Как горько плакала Елена

Панасенко Леонид Николаевич

Бегу в том направлении, куда покатился мяч. Где же он? Пыльную тьму кое-где прорезают золотистые солнечные нити. Одна из них дрожит прямо перед глазами. Вот, кажется, мяч. Наклоняюсь, чтобы схватить его и пуститься наутёк, но правая рука вдруг уходит в пустоту, её выворачивает непомерная тяжесть. В моей руке...

Странно как! Папа, когда, случается, забудет шлёпанцы, идёт по гальке медленно, не идёт – балансирует, будто циркач на канате, и при этом забавно выворачивает ступни. А вот я бегу к морю и смеюсь. До того горячая галька ноги щекочет – жуть! Папа, кстати, и в воду так заходит. Потому что на дне тоже камни. Их толком не видно, а волна, хитрая, толкается. Папа морщится и бросается на море так, будто хочет его побороть. И обязательно кричит мне, чтобы я постояла на берегу, пока он сплавает... Мы третий год приезжаем в Пицунду, и каждый раз папа ругает эти «проклятые камни» и говорит: «Всё! Точка! На следующее лето только в Крым. Чтобы песочек, дикий берег. Никаких волноломов!..» Мы были и в Крыму, но песочка я не видела, а камни там ещё больше и острее... Наверное, потому, что папу ранят все на свете камни, мама, разговаривая сегодня утром с тётей Лесей, назвала папу «ранимым».

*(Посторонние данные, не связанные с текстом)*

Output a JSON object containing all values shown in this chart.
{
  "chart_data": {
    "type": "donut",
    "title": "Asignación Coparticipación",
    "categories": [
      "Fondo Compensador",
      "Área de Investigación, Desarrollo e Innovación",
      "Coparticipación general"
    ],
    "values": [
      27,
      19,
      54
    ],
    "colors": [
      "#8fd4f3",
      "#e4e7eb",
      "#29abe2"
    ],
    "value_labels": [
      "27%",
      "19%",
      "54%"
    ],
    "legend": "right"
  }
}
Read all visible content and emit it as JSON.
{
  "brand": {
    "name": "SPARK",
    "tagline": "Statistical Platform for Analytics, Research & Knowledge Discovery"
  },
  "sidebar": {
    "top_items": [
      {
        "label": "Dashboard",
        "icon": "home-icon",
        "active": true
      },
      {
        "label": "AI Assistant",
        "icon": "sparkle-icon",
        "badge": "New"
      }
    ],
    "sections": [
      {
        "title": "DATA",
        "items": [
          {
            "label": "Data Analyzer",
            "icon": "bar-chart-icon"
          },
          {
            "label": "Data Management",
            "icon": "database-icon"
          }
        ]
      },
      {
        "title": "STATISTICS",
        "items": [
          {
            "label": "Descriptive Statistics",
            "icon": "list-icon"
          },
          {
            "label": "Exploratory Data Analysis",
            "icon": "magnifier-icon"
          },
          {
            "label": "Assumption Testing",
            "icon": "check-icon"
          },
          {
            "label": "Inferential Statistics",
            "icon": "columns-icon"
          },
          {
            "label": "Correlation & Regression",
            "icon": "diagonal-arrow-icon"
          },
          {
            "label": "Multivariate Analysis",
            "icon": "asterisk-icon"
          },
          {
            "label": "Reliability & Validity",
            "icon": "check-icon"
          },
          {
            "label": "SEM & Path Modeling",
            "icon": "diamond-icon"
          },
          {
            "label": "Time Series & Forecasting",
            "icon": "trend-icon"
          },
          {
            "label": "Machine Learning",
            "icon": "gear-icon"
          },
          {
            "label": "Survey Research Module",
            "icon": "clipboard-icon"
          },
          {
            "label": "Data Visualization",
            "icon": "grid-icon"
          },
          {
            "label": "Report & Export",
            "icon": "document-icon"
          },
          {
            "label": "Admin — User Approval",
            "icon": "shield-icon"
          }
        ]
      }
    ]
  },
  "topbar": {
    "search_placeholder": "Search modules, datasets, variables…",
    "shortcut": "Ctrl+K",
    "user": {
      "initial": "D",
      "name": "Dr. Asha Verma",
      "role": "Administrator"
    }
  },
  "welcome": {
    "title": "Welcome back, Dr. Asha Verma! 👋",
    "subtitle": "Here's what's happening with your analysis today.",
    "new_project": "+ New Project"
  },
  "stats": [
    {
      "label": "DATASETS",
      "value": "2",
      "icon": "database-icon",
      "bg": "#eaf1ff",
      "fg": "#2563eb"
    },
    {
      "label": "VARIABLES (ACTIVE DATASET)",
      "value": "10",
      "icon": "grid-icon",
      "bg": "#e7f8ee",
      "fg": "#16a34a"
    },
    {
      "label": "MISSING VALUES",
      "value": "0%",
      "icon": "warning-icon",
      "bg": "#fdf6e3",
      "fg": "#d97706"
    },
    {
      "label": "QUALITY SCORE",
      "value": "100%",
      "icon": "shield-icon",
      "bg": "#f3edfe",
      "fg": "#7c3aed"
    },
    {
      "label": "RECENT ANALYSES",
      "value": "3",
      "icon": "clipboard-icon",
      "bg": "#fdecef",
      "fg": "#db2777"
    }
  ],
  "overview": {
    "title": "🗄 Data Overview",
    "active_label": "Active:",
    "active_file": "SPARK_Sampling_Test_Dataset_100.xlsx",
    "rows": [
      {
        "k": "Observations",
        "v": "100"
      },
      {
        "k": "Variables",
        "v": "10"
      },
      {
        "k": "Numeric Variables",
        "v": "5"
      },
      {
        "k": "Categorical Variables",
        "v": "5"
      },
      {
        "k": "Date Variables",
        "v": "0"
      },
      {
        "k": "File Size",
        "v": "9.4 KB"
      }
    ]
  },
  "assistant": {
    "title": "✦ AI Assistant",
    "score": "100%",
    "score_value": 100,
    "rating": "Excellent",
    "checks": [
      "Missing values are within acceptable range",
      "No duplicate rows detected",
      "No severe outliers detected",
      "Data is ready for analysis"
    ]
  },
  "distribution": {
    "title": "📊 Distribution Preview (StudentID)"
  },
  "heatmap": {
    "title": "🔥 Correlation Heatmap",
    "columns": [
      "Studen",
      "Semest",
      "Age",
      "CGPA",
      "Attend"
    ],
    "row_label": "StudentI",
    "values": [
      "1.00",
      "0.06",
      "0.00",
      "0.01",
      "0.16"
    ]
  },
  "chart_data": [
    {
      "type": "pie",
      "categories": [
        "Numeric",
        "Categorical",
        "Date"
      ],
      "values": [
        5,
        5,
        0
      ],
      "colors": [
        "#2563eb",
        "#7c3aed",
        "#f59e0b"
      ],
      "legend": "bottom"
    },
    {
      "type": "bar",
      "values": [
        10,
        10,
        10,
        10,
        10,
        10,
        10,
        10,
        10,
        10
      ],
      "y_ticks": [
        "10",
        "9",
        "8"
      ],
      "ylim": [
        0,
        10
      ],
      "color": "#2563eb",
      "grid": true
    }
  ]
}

Родители лежат на пляже под «зонтиком», а я ухожу к большущему старому пню. Он побелел от солнца и от соли, на нём удобно сидеть и смотреть на море. Можно ещё рыть подземный ход, но мама запрещает, говорит: «Привалит – пикнуть не успеешь».

Я сажусь на белые толстые корни, глажу их. Пень, наверное, больной. Ведь он шёл к морю. Шёл, да не дошёл. Всего метров двадцать. Может, он, когда спилили дерево, захотел утопиться? А потом или заболел, или передумал. И остался на берегу.

От недостроенного солярия прибежал Генка. Он застенчивый и потому всегда молчит. С ним неинтересно.

– На, – говорит Генка и подаёт мне полупрозрачное тельце.